Bernoulli’s John Zaleski and Jeanne Venella co-author respiratory depression study in Biomedical Instrumentation & Technology

Bernoulli’s John Zaleski and Jeanne Venella co-author respiratory depression study in Biomedical Instrumentation & TechnologyJohn Zaleski, PhD, CAP, CPHIMS, Chief Analytics Officer, and Jeanne Venella, DNP, MS, RN, CEN, CPEN, Chief Nursing Officer of Bernoulli, the real-time leader in patient safety, co-authored a study demonstrating the use of patented analytics, medical device connectivity and combinatorial alarms to provide remote centralized continuous monitoring of post-surgical patients at risk for opioid-induced respiratory depression (OIRD).

The peer-reviewed study—Continuous Surveillance of Sleep Apnea Patients in a Medical-Surgical Unit—published in the May/June 2017 issue of Biomedical Instrumentation & Technology, consists of two separate studies on the use of continuous capnography monitoring at a medical-surgical unit at Virtua Health System in New Jersey.

The study’s results suggest that combinatorial alarm signals based on multi-parameter assessment reduced overall load better than individual-parameter sustained alarm signals and appeared to be more effective at identifying at-risk patients.
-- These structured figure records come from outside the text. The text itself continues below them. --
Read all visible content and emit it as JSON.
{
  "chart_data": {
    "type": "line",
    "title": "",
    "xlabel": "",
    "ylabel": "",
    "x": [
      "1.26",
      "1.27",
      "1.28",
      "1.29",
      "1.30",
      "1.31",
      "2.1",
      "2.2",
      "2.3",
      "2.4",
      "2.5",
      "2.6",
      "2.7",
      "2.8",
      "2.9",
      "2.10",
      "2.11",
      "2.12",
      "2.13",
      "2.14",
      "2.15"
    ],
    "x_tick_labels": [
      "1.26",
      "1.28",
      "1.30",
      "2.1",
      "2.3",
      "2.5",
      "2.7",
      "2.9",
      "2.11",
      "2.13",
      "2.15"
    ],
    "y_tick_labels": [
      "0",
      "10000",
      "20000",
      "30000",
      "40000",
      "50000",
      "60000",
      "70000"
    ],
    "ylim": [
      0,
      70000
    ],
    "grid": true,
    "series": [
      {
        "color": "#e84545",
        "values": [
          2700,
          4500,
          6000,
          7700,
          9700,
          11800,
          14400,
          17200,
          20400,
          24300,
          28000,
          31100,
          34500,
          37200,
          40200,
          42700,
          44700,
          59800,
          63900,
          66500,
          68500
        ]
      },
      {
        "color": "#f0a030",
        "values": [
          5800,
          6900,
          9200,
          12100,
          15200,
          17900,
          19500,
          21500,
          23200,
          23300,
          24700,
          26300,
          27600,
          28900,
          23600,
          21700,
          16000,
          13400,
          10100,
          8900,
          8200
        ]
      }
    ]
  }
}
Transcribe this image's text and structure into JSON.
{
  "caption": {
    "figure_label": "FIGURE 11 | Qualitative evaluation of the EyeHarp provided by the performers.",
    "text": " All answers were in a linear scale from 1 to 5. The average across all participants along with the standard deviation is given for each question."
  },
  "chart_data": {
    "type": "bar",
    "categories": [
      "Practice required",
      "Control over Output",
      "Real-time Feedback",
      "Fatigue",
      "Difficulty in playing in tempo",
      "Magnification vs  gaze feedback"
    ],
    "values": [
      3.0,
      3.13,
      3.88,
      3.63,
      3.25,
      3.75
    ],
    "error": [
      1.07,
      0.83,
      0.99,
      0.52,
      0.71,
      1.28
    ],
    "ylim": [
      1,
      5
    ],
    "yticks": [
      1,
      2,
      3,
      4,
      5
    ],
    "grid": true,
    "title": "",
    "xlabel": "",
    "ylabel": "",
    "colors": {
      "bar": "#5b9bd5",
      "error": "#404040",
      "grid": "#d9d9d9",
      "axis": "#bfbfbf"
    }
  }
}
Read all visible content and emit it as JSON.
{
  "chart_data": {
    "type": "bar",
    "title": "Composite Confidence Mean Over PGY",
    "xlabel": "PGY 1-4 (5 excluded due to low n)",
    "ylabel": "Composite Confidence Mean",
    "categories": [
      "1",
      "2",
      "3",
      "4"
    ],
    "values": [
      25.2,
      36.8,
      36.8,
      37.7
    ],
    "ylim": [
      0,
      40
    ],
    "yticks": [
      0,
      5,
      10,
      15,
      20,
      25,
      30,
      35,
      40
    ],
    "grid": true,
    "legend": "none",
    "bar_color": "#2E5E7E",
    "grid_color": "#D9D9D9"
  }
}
Using only sustained alarms as the filter for notifications reduced alerts from 22,812 to 13,000. However, passing multiple series of data through a multi-variable rules engine that monitored the values of pulse (HR), oxygen saturation (SpO2), respiratory rate (RR), and end-tidal carbon dioxide (ETCO2) in order to determine which alarms to send to the nurse-call phone system further reduced alerts to just 209—a 99% reduction.

The solution

The solution leveraged in the study, Bernoulli’s Respiratory Depression Safety Surveillance, includes patented analytics with multi-variable thresholds—adjustable by the care facility—to identify clinically actionable events while significantly reducing the overall number of alarms communicated to remote and mobile clinicians, mitigating the risk of alarm fatigue.

The study’s other co-authors include Dana Supe, MD, MBA, DABSM; Leah Baron, MD; Tom Decker; and Kyle Parker of Virtua, and Kari Beaton, RN, and Sarah Williams, RT, of Bernoulli.

BI&T article “Continuous Surveillance of Sleep Apnea Patients in a Medical-Surgical Unit” is an example of the power of real-time data to impact patient safety and the quality of care overall.